Clinical signs of citrate toxicity include hypotension, decreased cardiac contractility, QT prolongation on ECG, muscle tremors, and in severe cases, cardiac arrest. The risk is highest with FFP (which contains more citrate per unit than pRBC) and in patients with hepatic dysfunction.
Monitor ionized calcium every 30 minutes during massive transfusion. When iCa drops below 1.0 mmol/L, administer calcium gluconate 50-150 mg/kg IV slowly over 10-15 minutes while monitoring ECG for bradycardia.

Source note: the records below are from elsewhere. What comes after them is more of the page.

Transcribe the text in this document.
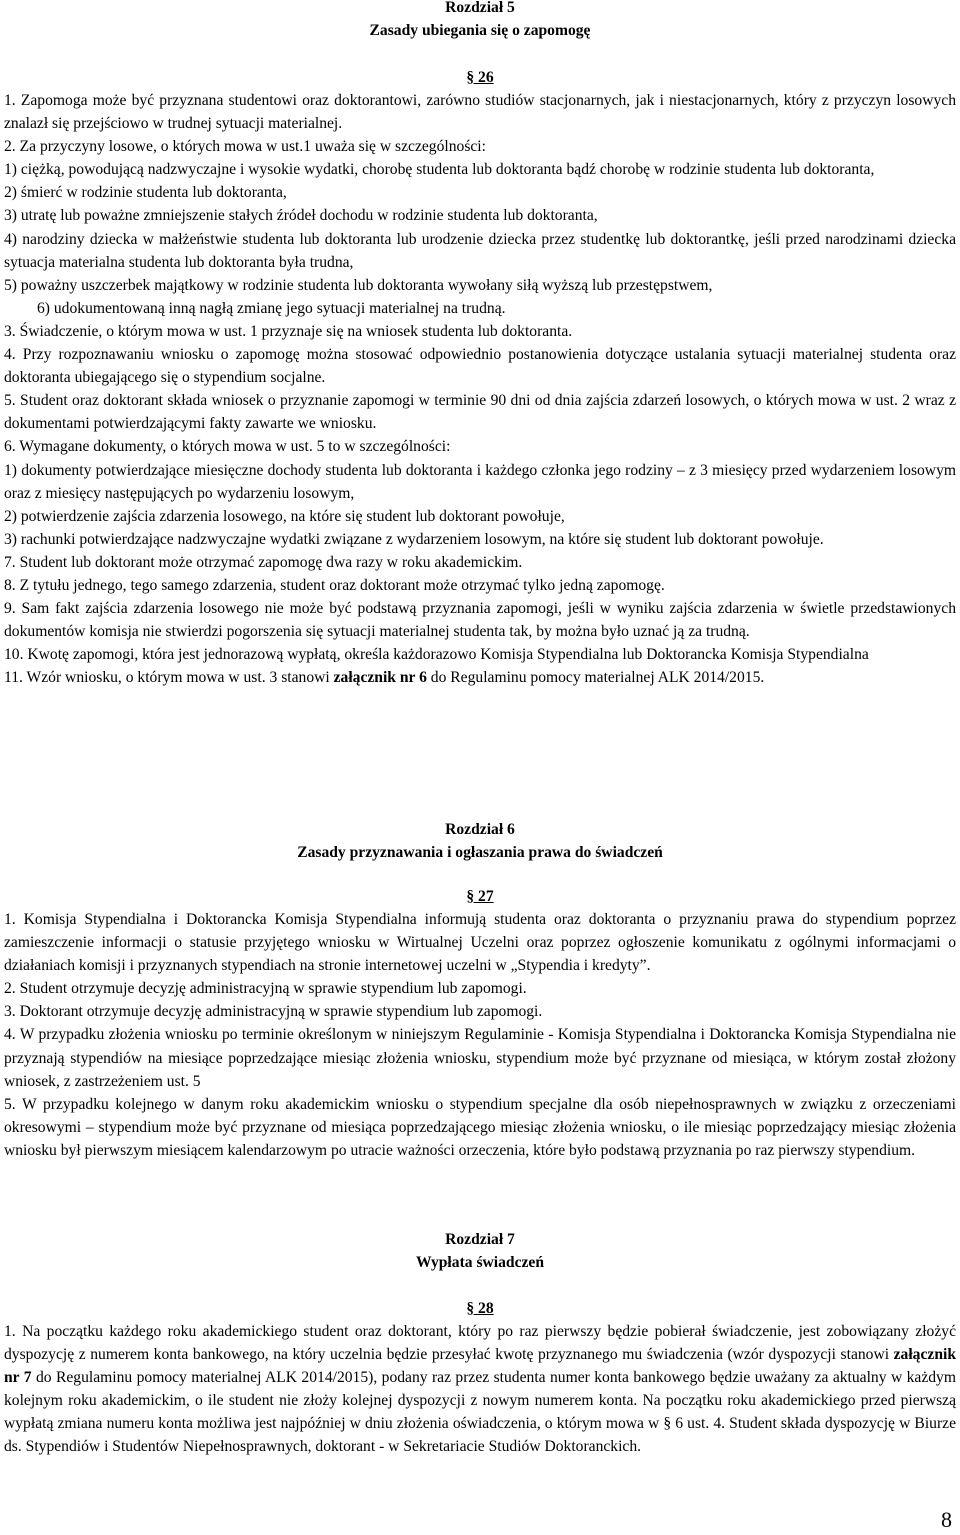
Rozdział 5
Zasady ubiegania się o zapomogę
§ 26

1. Zapomoga może być przyznana studentowi oraz doktorantowi, zarówno studiów stacjonarnych, jak i niestacjonarnych, który z przyczyn losowych znalazł się przejściowo w trudnej sytuacji materialnej.

2. Za przyczyny losowe, o których mowa w ust.1 uważa się w szczególności:

1) ciężką, powodującą nadzwyczajne i wysokie wydatki, chorobę studenta lub doktoranta bądź chorobę w rodzinie studenta lub doktoranta,

2) śmierć w rodzinie studenta lub doktoranta,

3) utratę lub poważne zmniejszenie stałych źródeł dochodu w rodzinie studenta lub doktoranta,

4) narodziny dziecka w małżeństwie studenta lub doktoranta lub urodzenie dziecka przez studentkę lub doktorantkę, jeśli przed narodzinami dziecka sytuacja materialna studenta lub doktoranta była trudna,

5) poważny uszczerbek majątkowy w rodzinie studenta lub doktoranta wywołany siłą wyższą lub przestępstwem,

6) udokumentowaną inną nagłą zmianę jego sytuacji materialnej na trudną.

3. Świadczenie, o którym mowa w ust. 1 przyznaje się na wniosek studenta lub doktoranta.

4. Przy rozpoznawaniu wniosku o zapomogę można stosować odpowiednio postanowienia dotyczące ustalania sytuacji materialnej studenta oraz doktoranta ubiegającego się o stypendium socjalne.

5. Student oraz doktorant składa wniosek o przyznanie zapomogi w terminie 90 dni od dnia zajścia zdarzeń losowych, o których mowa w ust. 2 wraz z dokumentami potwierdzającymi fakty zawarte we wniosku.

6. Wymagane dokumenty, o których mowa w ust. 5 to w szczególności:

1) dokumenty potwierdzające miesięczne dochody studenta lub doktoranta i każdego członka jego rodziny – z 3 miesięcy przed wydarzeniem losowym oraz z miesięcy następujących po wydarzeniu losowym,

2) potwierdzenie zajścia zdarzenia losowego, na które się student lub doktorant powołuje,

3) rachunki potwierdzające nadzwyczajne wydatki związane z wydarzeniem losowym, na które się student lub doktorant powołuje.

7. Student lub doktorant może otrzymać zapomogę dwa razy w roku akademickim.

8. Z tytułu jednego, tego samego zdarzenia, student oraz doktorant może otrzymać tylko jedną zapomogę.

9. Sam fakt zajścia zdarzenia losowego nie może być podstawą przyznania zapomogi, jeśli w wyniku zajścia zdarzenia w świetle przedstawionych dokumentów komisja nie stwierdzi pogorszenia się sytuacji materialnej studenta tak, by można było uznać ją za trudną.

10. Kwotę zapomogi, która jest jednorazową wypłatą, określa każdorazowo Komisja Stypendialna lub Doktorancka Komisja Stypendialna

11. Wzór wniosku, o którym mowa w ust. 3 stanowi załącznik nr 6 do Regulaminu pomocy materialnej ALK 2014/2015.

Rozdział 6
Zasady przyznawania i ogłaszania prawa do świadczeń
§ 27

1. Komisja Stypendialna i Doktorancka Komisja Stypendialna informują studenta oraz doktoranta o przyznaniu prawa do stypendium poprzez zamieszczenie informacji o statusie przyjętego wniosku w Wirtualnej Uczelni oraz poprzez ogłoszenie komunikatu z ogólnymi informacjami o działaniach komisji i przyznanych stypendiach na stronie internetowej uczelni w „Stypendia i kredyty”.

2. Student otrzymuje decyzję administracyjną w sprawie stypendium lub zapomogi.

3. Doktorant otrzymuje decyzję administracyjną w sprawie stypendium lub zapomogi.

4. W przypadku złożenia wniosku po terminie określonym w niniejszym Regulaminie - Komisja Stypendialna i Doktorancka Komisja Stypendialna nie przyznają stypendiów na miesiące poprzedzające miesiąc złożenia wniosku, stypendium może być przyznane od miesiąca, w którym został złożony wniosek, z zastrzeżeniem ust. 5

5. W przypadku kolejnego w danym roku akademickim wniosku o stypendium specjalne dla osób niepełnosprawnych w związku z orzeczeniami okresowymi – stypendium może być przyznane od miesiąca poprzedzającego miesiąc złożenia wniosku, o ile miesiąc poprzedzający miesiąc złożenia wniosku był pierwszym miesiącem kalendarzowym po utracie ważności orzeczenia, które było podstawą przyznania po raz pierwszy stypendium.

Rozdział 7
Wypłata świadczeń
§ 28

1. Na początku każdego roku akademickiego student oraz doktorant, który po raz pierwszy będzie pobierał świadczenie, jest zobowiązany złożyć dyspozycję z numerem konta bankowego, na który uczelnia będzie przesyłać kwotę przyznanego mu świadczenia (wzór dyspozycji stanowi załącznik nr 7 do Regulaminu pomocy materialnej ALK 2014/2015), podany raz przez studenta numer konta bankowego będzie uważany za aktualny w każdym kolejnym roku akademickim, o ile student nie złoży kolejnej dyspozycji z nowym numerem konta. Na początku roku akademickiego przed pierwszą wypłatą zmiana numeru konta możliwa jest najpóźniej w dniu złożenia oświadczenia, o którym mowa w § 6 ust. 4. Student składa dyspozycję w Biurze ds. Stypendiów i Studentów Niepełnosprawnych, doktorant - w Sekretariacie Studiów Doktoranckich.

8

Never administer calcium through the same line as blood products, as calcium causes citrated blood to clot.
The massive transfusion protocol should be deactivated when:
- Surgical hemostasis has been achieved
- Hemodynamic stability is maintained without ongoing blood product administration
- PCV and coagulation parameters are trending toward normal
- Lactate is clearing (>20% reduction per hour)
- Urine output is adequate (1-2 mL/kg/hr)

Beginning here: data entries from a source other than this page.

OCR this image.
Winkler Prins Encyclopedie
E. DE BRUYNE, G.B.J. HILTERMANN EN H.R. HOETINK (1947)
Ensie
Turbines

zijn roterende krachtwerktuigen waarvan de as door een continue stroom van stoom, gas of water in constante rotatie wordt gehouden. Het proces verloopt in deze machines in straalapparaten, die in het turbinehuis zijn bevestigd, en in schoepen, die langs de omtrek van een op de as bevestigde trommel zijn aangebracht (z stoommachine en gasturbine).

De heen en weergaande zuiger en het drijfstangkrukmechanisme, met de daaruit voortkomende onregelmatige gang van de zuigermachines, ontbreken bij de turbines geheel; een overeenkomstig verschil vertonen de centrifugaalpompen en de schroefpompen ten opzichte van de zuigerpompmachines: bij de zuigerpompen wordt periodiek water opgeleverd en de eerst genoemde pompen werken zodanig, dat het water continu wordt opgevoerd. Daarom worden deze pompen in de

- The clinical team determines the acute hemorrhagic phase has passed
After MTP deactivation, the patient transitions to standard post-transfusion monitoring with serial PCV, coagulation testing, and electrolyte monitoring every 4-6 hours for the first 24 hours. The Hypovolemic Shock Calculator can help guide ongoing fluid support during the recovery phase.
- Activate MTP early when blood loss exceeds 30-40% or hemorrhage is unresponsive to 20-30 mL/kg crystalloid.

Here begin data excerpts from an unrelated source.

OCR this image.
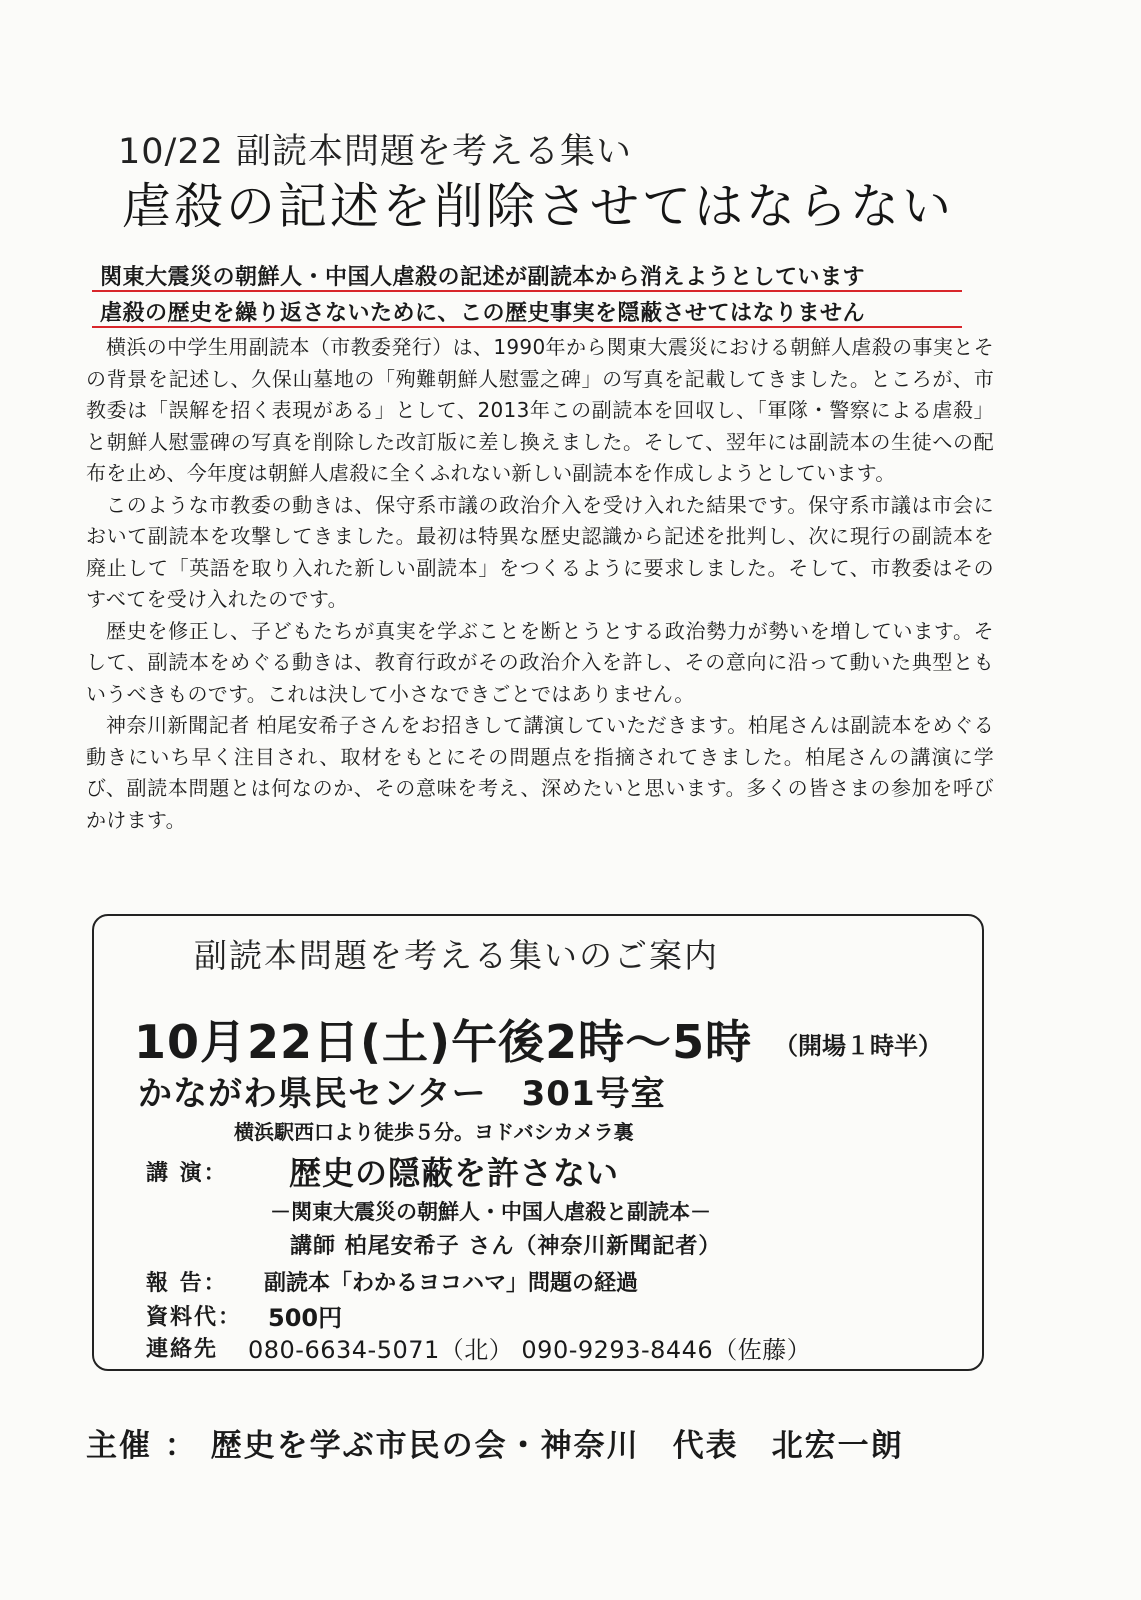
10/22 副読本問題を考える集い
虐殺の記述を削除させてはならない
関東大震災の朝鮮人・中国人虐殺の記述が副読本から消えようとしています
虐殺の歴史を繰り返さないために、この歴史事実を隠蔽させてはなりません

横浜の中学生用副読本（市教委発行）は、1990年から関東大震災における朝鮮人虐殺の事実とその背景を記述し、久保山墓地の「殉難朝鮮人慰霊之碑」の写真を記載してきました。ところが、市教委は「誤解を招く表現がある」として、2013年この副読本を回収し、「軍隊・警察による虐殺」と朝鮮人慰霊碑の写真を削除した改訂版に差し換えました。そして、翌年には副読本の生徒への配布を止め、今年度は朝鮮人虐殺に全くふれない新しい副読本を作成しようとしています。

このような市教委の動きは、保守系市議の政治介入を受け入れた結果です。保守系市議は市会において副読本を攻撃してきました。最初は特異な歴史認識から記述を批判し、次に現行の副読本を廃止して「英語を取り入れた新しい副読本」をつくるように要求しました。そして、市教委はそのすべてを受け入れたのです。

歴史を修正し、子どもたちが真実を学ぶことを断とうとする政治勢力が勢いを増しています。そして、副読本をめぐる動きは、教育行政がその政治介入を許し、その意向に沿って動いた典型ともいうべきものです。これは決して小さなできごとではありません。

神奈川新聞記者 柏尾安希子さんをお招きして講演していただきます。柏尾さんは副読本をめぐる動きにいち早く注目され、取材をもとにその問題点を指摘されてきました。柏尾さんの講演に学び、副読本問題とは何なのか、その意味を考え、深めたいと思います。多くの皆さまの参加を呼びかけます。

副読本問題を考える集いのご案内
10月22日(土)午後2時～5時 （開場１時半）
かながわ県民センター　301号室
横浜駅西口より徒歩５分。ヨドバシカメラ裏
講 演： 歴史の隠蔽を許さない
－関東大震災の朝鮮人・中国人虐殺と副読本－
講師 柏尾安希子 さん（神奈川新聞記者）
報 告： 副読本「わかるヨコハマ」問題の経過
資料代： 500円
連絡先 080-6634-5071（北） 090-9293-8446（佐藤）
主催 ： 歴史を学ぶ市民の会・神奈川　代表　北宏一朗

- Use a 1:1 pRBC:FFP ratio to prevent dilutional coagulopathy during massive transfusion.
- Monitor ionized calcium every 30 minutes; citrate toxicity causes hypocalcemia and cardiac dysfunction.
- Actively prevent the lethal triad: warm all products, minimize crystalloid, maintain 1:1 component ratios.
- Have a written MTP posted in the treatment area with designated roles for each team member.